Health care is so fragmented, deficient and duplicative that we have trouble keeping even insured patients healthy. We spend more money per capita on health care than any nation, yet the World Health Organization ranks us 37th in overall performance.
The underlying message of this week seems to be that the current system should expand, that more programs should be created, and that people will enroll in insurance plans if given the opportunity. But this would do nothing to change what is fundamentally wrong and unsustainable about our system.
With the important exception of Medicare, health insurance is temporary in nature; the average person regularly experiences significant gaps in coverage. In any given year, 60 million people have no coverage at all for some period of time.
Employer-based coverage is lost or radically changed every time someone moves or changes jobs, when insurers merge or go out of business, when an employee switches plans or when an employer gives up offering health benefits.
Public insurance for low-income people is even more unstable.
Millions without insurance fail to enroll in state-funded insurance programs. More than half of the 7.8 million uninsured children who should be covered by Medicaid or state child-health insurance programs are not. Maybe their parents couldn't take time off from work to register them, or were baffled by the paperwork. Many simply don't know they are eligible. In these "safety-net programs" a staggering 40 percent of enrollees lose coverage each year. This is mostly because they fail to recertify their eligibility, not because they no longer qualify, but simply because of the unbelievable bureaucracy.
Creating even more government-funded insurance plans is not the solution. New York state has added Child Health Plus and Family Health Plus programs to cover the working poor who are ineligible for Medicaid. While we welcome extending state coverage to more people, adding separate plans makes the system more complex and expensive. Coverage under Child Health Plus is not identical to coverage under Family Health Plus, and both are different from "regular" Medicaid benefits. Enrollees have a bumpy transition from one plan to the other, after losing coverage for several months in between. Providers, too, are confused by the different benefit packages and payment protocols. Creating different plans for different populations fails to create any level of comfort or security for patients-and for providers. Both groups should be free to attend to matters of health, instead of pursuing the vagaries of a fragmented payment system.
We must start looking at how to provide universal access to health care, to do what all other developed nations have done: adopt a single-payer system that provides access to basic health services for all.

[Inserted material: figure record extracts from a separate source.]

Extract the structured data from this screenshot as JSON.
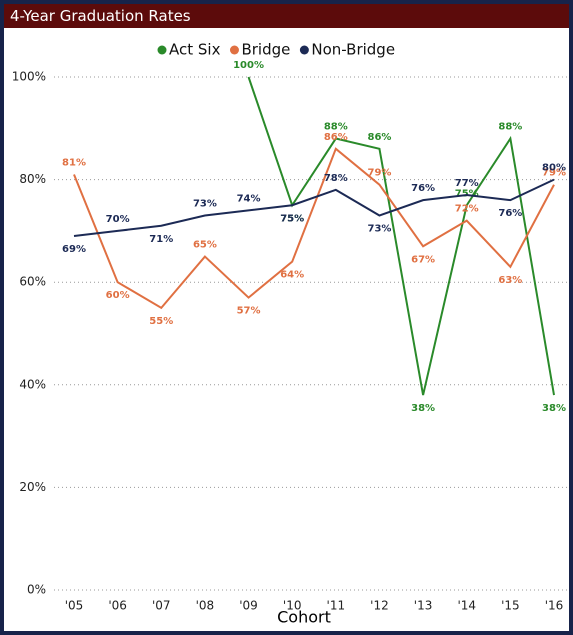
{
  "chart_data": {
    "type": "line",
    "title": "4-Year Graduation Rates",
    "x_label": "Cohort",
    "categories": [
      "'05",
      "'06",
      "'07",
      "'08",
      "'09",
      "'10",
      "'11",
      "'12",
      "'13",
      "'14",
      "'15",
      "'16"
    ],
    "series": [
      {
        "name": "Act Six",
        "color": "#2a8a2a",
        "values": [
          null,
          null,
          null,
          null,
          100,
          75,
          88,
          86,
          38,
          75,
          88,
          38
        ],
        "value_labels": [
          null,
          null,
          null,
          null,
          "100%",
          "75%",
          "88%",
          "86%",
          "38%",
          "75%",
          "88%",
          "38%"
        ]
      },
      {
        "name": "Bridge",
        "color": "#e07042",
        "values": [
          81,
          60,
          55,
          65,
          57,
          64,
          86,
          79,
          67,
          72,
          63,
          79
        ],
        "value_labels": [
          "81%",
          "60%",
          "55%",
          "65%",
          "57%",
          "64%",
          "86%",
          "79%",
          "67%",
          "72%",
          "63%",
          "79%"
        ]
      },
      {
        "name": "Non-Bridge",
        "color": "#1c2a55",
        "values": [
          69,
          70,
          71,
          73,
          74,
          75,
          78,
          73,
          76,
          77,
          76,
          80
        ],
        "value_labels": [
          "69%",
          "70%",
          "71%",
          "73%",
          "74%",
          "75%",
          "78%",
          "73%",
          "76%",
          "77%",
          "76%",
          "80%"
        ]
      }
    ],
    "ylim": [
      0,
      100
    ],
    "yticks": [
      {
        "value": 0,
        "label": "0%"
      },
      {
        "value": 20,
        "label": "20%"
      },
      {
        "value": 40,
        "label": "40%"
      },
      {
        "value": 60,
        "label": "60%"
      },
      {
        "value": 80,
        "label": "80%"
      },
      {
        "value": 100,
        "label": "100%"
      }
    ],
    "grid": true,
    "legend": "top"
  }
}
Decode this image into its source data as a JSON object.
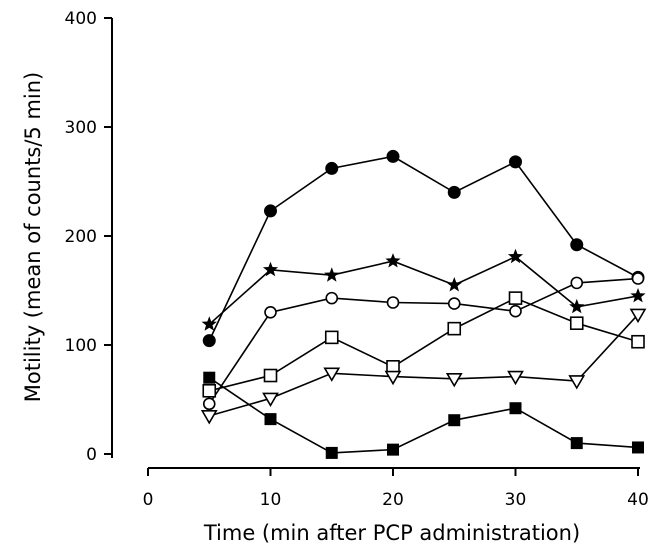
{
  "chart_data": {
    "type": "line",
    "title": "",
    "xlabel": "Time (min after PCP administration)",
    "ylabel": "Motility (mean of counts/5 min)",
    "xlim": [
      0,
      40
    ],
    "ylim": [
      0,
      400
    ],
    "xticks": [
      0,
      10,
      20,
      30,
      40
    ],
    "yticks": [
      0,
      100,
      200,
      300,
      400
    ],
    "grid": false,
    "legend": "none",
    "series": [
      {
        "marker": "filled-circle",
        "x": [
          5,
          10,
          15,
          20,
          25,
          30,
          35,
          40
        ],
        "values": [
          104,
          223,
          262,
          273,
          240,
          268,
          192,
          162
        ]
      },
      {
        "marker": "star",
        "x": [
          5,
          10,
          15,
          20,
          25,
          30,
          35,
          40
        ],
        "values": [
          119,
          169,
          164,
          177,
          155,
          181,
          135,
          145
        ]
      },
      {
        "marker": "open-circle",
        "x": [
          5,
          10,
          15,
          20,
          25,
          30,
          35,
          40
        ],
        "values": [
          46,
          130,
          143,
          139,
          138,
          131,
          157,
          161
        ]
      },
      {
        "marker": "open-square",
        "x": [
          5,
          10,
          15,
          20,
          25,
          30,
          35,
          40
        ],
        "values": [
          58,
          72,
          107,
          80,
          115,
          143,
          120,
          103
        ]
      },
      {
        "marker": "open-triangle-down",
        "x": [
          5,
          10,
          15,
          20,
          25,
          30,
          35,
          40
        ],
        "values": [
          35,
          51,
          74,
          71,
          69,
          71,
          67,
          128
        ]
      },
      {
        "marker": "filled-square",
        "x": [
          5,
          10,
          15,
          20,
          25,
          30,
          35,
          40
        ],
        "values": [
          70,
          32,
          1,
          4,
          31,
          42,
          10,
          6
        ]
      }
    ]
  }
}
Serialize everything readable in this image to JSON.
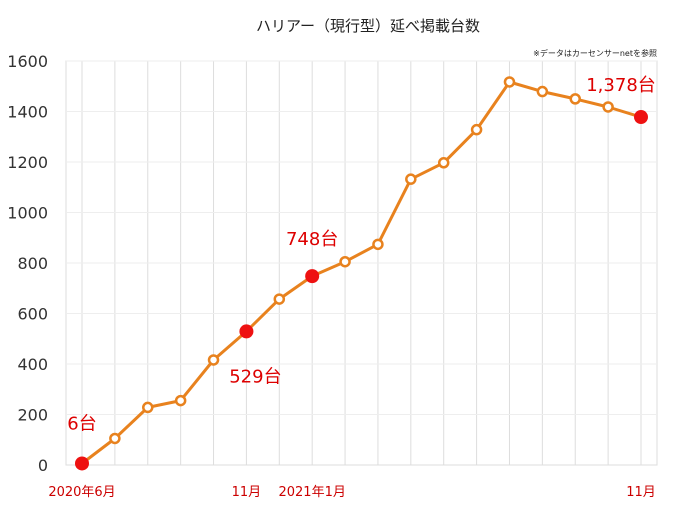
{
  "chart_data": {
    "type": "line",
    "title": "ハリアー（現行型）延べ掲載台数",
    "note": "※データはカーセンサーnetを参照",
    "ylim": [
      0,
      1600
    ],
    "yticks": [
      "0",
      "200",
      "400",
      "600",
      "800",
      "1000",
      "1200",
      "1400",
      "1600"
    ],
    "xtick_labels": [
      {
        "index": 0,
        "label": "2020年6月"
      },
      {
        "index": 5,
        "label": "11月"
      },
      {
        "index": 7,
        "label": "2021年1月"
      },
      {
        "index": 17,
        "label": "11月"
      }
    ],
    "series": [
      {
        "values": [
          6,
          105,
          228,
          255,
          416,
          529,
          657,
          748,
          805,
          874,
          1132,
          1197,
          1328,
          1517,
          1479,
          1450,
          1418,
          1378
        ]
      }
    ],
    "highlights": [
      0,
      5,
      7,
      17
    ],
    "data_labels": [
      {
        "index": 0,
        "text": "6台"
      },
      {
        "index": 5,
        "text": "529台"
      },
      {
        "index": 7,
        "text": "748台"
      },
      {
        "index": 17,
        "text": "1,378台"
      }
    ],
    "grid": true,
    "colors": {
      "line": "#e8821e",
      "highlight": "#ee1111",
      "label": "#dd0000",
      "xtick": "#cc0000"
    }
  }
}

"Socialized medicine"? Look at Medicare-a federally funded, universal entitlement to health care for everyone over 65. Remember, too, that this country once debated whether to establish equal, publicly funded education for all. Today, it is unimaginable that a civilized society would not educate its people. I believe that it is equally indefensible not to provide universal health care, paid for by society as a whole.
Under a single-payer system and universal coverage, people would be able to develop long-term relationships with their doctors. Doctors and hospitals will know they will be paid, and they won't have to waste time and money navigating their way through the different rules and protocols of hundreds of insurance plans. Providers of care can invest resources in prevention and can be assured that, should a patient be diagnosed with an acute or chronic illness, that patient will have the ability to follow through with treatment without fear of losing doctors or coverage.
We must construct a system in which the money now wasted on insurance-churning and unnecessary administrative tasks goes toward helping people to stay healthy.
The writer is president and CEO of
Tarrytown-based Hudson Health Plan,
a provider of state-assisted insurance.